Alex, alzandosi, sbatte la sedia a terra e inizia a vagare per la cucina con le mani tra i capelli. Adesso so per certo che non avrei dovuto confessargli il mio passato, sperando che volesse restare al mio fianco ugualmente.
"Non è possibile... non è possibile", continua a ripetere.
Alzo la testa nell'esatto momento in cui dei piatti toccano il pavimento, provocando un forte rumore e trasformandosi in mille cocci.
"Alex, mi dispiace. Io non avrei dovuto dirtelo... ma le cose tra noi stanno cambiando e non riuscivo più a tenermi tutto dentro. Dovevi saperlo.", dico a bassa voce, continuando a piangere.
"Avresti dovuto dirmelo o no? Esattamente cosa volevi tenere per te, Mia?", chiede con tono aspro.
In realtà non so dargli una risposta.
"Avresti dovuto dirmelo prima!", urla.
"E cosa sarebbe cambiato?", chiedo afflitta.
"Tutto, Mia! Io e te non saremmo mai arrivati a questo punto, a nessun punto!"
"Alex capisco che sei arrabbiato e che sei schifato dalla persona che hai davanti... ma non rinnegare quello che c'è stato. Ti prego. So che pensavi fossi pura come tua madre...", dico non riuscendo a terminare la frase.
So per certo che i mille pezzi di ceramica bianca sparsi sul pavimento sono quelli che componevano il mio cuore di cui non è rimasto nulla.
"Pensi di farmi schifo?
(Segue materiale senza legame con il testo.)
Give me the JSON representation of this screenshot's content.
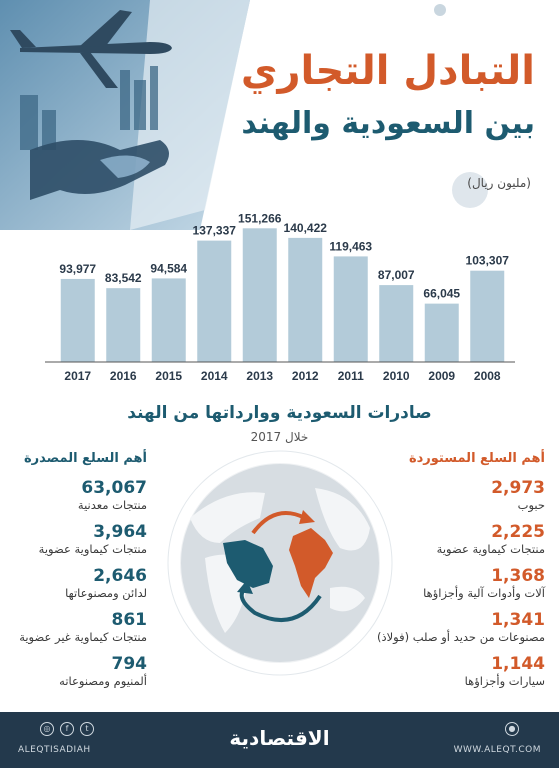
{
  "header": {
    "title_line1": "التبادل التجاري",
    "title_line2": "بين السعودية والهند",
    "unit": "(مليون ريال)"
  },
  "colors": {
    "orange": "#d25a2a",
    "teal": "#1d5b70",
    "bar": "#b3cbd9",
    "footer": "#23394c"
  },
  "chart_data": {
    "type": "bar",
    "title": "",
    "xlabel": "",
    "ylabel": "",
    "categories": [
      "2017",
      "2016",
      "2015",
      "2014",
      "2013",
      "2012",
      "2011",
      "2010",
      "2009",
      "2008"
    ],
    "values": [
      93977,
      83542,
      94584,
      137337,
      151266,
      140422,
      119463,
      87007,
      66045,
      103307
    ],
    "value_labels": [
      "93,977",
      "83,542",
      "94,584",
      "137,337",
      "151,266",
      "140,422",
      "119,463",
      "87,007",
      "66,045",
      "103,307"
    ],
    "ylim": [
      0,
      155000
    ],
    "grid": false,
    "legend": "none"
  },
  "trade_section": {
    "title": "صادرات السعودية ووارداتها من الهند",
    "subtitle": "خلال 2017",
    "imports_heading": "أهم السلع المستوردة",
    "exports_heading": "أهم السلع المصدرة",
    "imports": [
      {
        "value": "2,973",
        "label": "حبوب"
      },
      {
        "value": "2,225",
        "label": "منتجات كيماوية عضوية"
      },
      {
        "value": "1,368",
        "label": "آلات وأدوات آلية وأجزاؤها"
      },
      {
        "value": "1,341",
        "label": "مصنوعات من حديد أو صلب (فولاذ)"
      },
      {
        "value": "1,144",
        "label": "سيارات وأجزاؤها"
      }
    ],
    "exports": [
      {
        "value": "63,067",
        "label": "منتجات معدنية"
      },
      {
        "value": "3,964",
        "label": "منتجات كيماوية عضوية"
      },
      {
        "value": "2,646",
        "label": "لدائن ومصنوعاتها"
      },
      {
        "value": "861",
        "label": "منتجات كيماوية غير عضوية"
      },
      {
        "value": "794",
        "label": "ألمنيوم ومصنوعاته"
      }
    ]
  },
  "footer": {
    "brand": "الاقتصادية",
    "handle": "ALEQTISADIAH",
    "website": "WWW.ALEQT.COM"
  },
  "icons": [
    "instagram-icon",
    "facebook-icon",
    "twitter-icon",
    "globe-icon",
    "airplane-icon",
    "handshake-icon"
  ]
}
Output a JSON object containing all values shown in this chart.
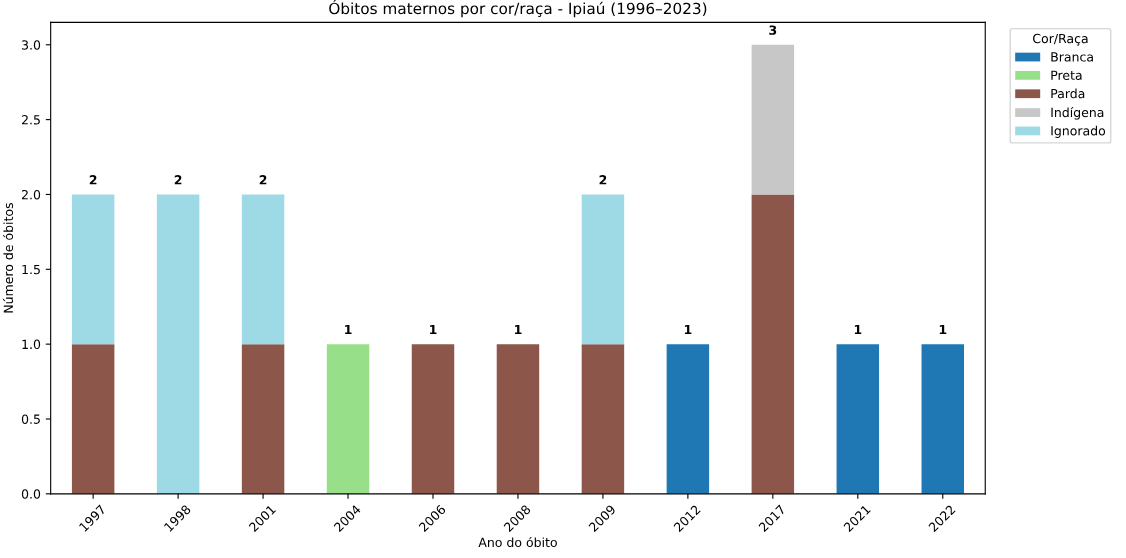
{
  "chart_data": {
    "type": "bar",
    "title": "Óbitos maternos por cor/raça - Ipiaú (1996–2023)",
    "xlabel": "Ano do óbito",
    "ylabel": "Número de óbitos",
    "legend_title": "Cor/Raça",
    "categories": [
      "1997",
      "1998",
      "2001",
      "2004",
      "2006",
      "2008",
      "2009",
      "2012",
      "2017",
      "2021",
      "2022"
    ],
    "stacked": true,
    "series": [
      {
        "name": "Branca",
        "color": "#1f77b4",
        "values": [
          0,
          0,
          0,
          0,
          0,
          0,
          0,
          1,
          0,
          1,
          1
        ]
      },
      {
        "name": "Preta",
        "color": "#98df8a",
        "values": [
          0,
          0,
          0,
          1,
          0,
          0,
          0,
          0,
          0,
          0,
          0
        ]
      },
      {
        "name": "Parda",
        "color": "#8c564b",
        "values": [
          1,
          0,
          1,
          0,
          1,
          1,
          1,
          0,
          2,
          0,
          0
        ]
      },
      {
        "name": "Indígena",
        "color": "#c7c7c7",
        "values": [
          0,
          0,
          0,
          0,
          0,
          0,
          0,
          0,
          1,
          0,
          0
        ]
      },
      {
        "name": "Ignorado",
        "color": "#9edae5",
        "values": [
          1,
          2,
          1,
          0,
          0,
          0,
          1,
          0,
          0,
          0,
          0
        ]
      }
    ],
    "totals": [
      "2",
      "2",
      "2",
      "1",
      "1",
      "1",
      "2",
      "1",
      "3",
      "1",
      "1"
    ],
    "ylim": [
      0,
      3.15
    ],
    "yticks": [
      {
        "value": 0,
        "label": "0.0"
      },
      {
        "value": 0.5,
        "label": "0.5"
      },
      {
        "value": 1,
        "label": "1.0"
      },
      {
        "value": 1.5,
        "label": "1.5"
      },
      {
        "value": 2,
        "label": "2.0"
      },
      {
        "value": 2.5,
        "label": "2.5"
      },
      {
        "value": 3,
        "label": "3.0"
      }
    ],
    "grid": false,
    "legend": "top right"
  }
}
Tu non hai la minima idea di ciò che penso!"
Lo guardo pregandolo silenziosamente di confessarmi ogni suo pensiero, ma lui non accenna a rendermi partecipe di ciò che lo assilla.
"Vattene Mia."
I battiti cardiaci aumentano a dismisura e un secondo dopo sono inesistenti. Sento un peso invisibile schiacciarmi velocemente. L'ossigeno è diminuito tutto a un tratto e, mentre mi alzo dalla sedia, la testa inizia a girare vorticosamente. Sapevo l'avrebbe presa male ma questa reazione non me la sarei mai aspettata. Pensavo che questa confessione ci avrebbe aiutato a conoscerci davvero, fino in fondo, abbattendo ogni barriera tra noi. Pensavo che avremmo parlato, discusso, litigato, ma lui ha alzato un vero e proprio muro di cemento che non mi è permesso oltrepassare.
"No, no, no." Ripeto questa sillaba all'infinito strattonando la sua maglietta e sperando che non voglia cacciarmi davvero.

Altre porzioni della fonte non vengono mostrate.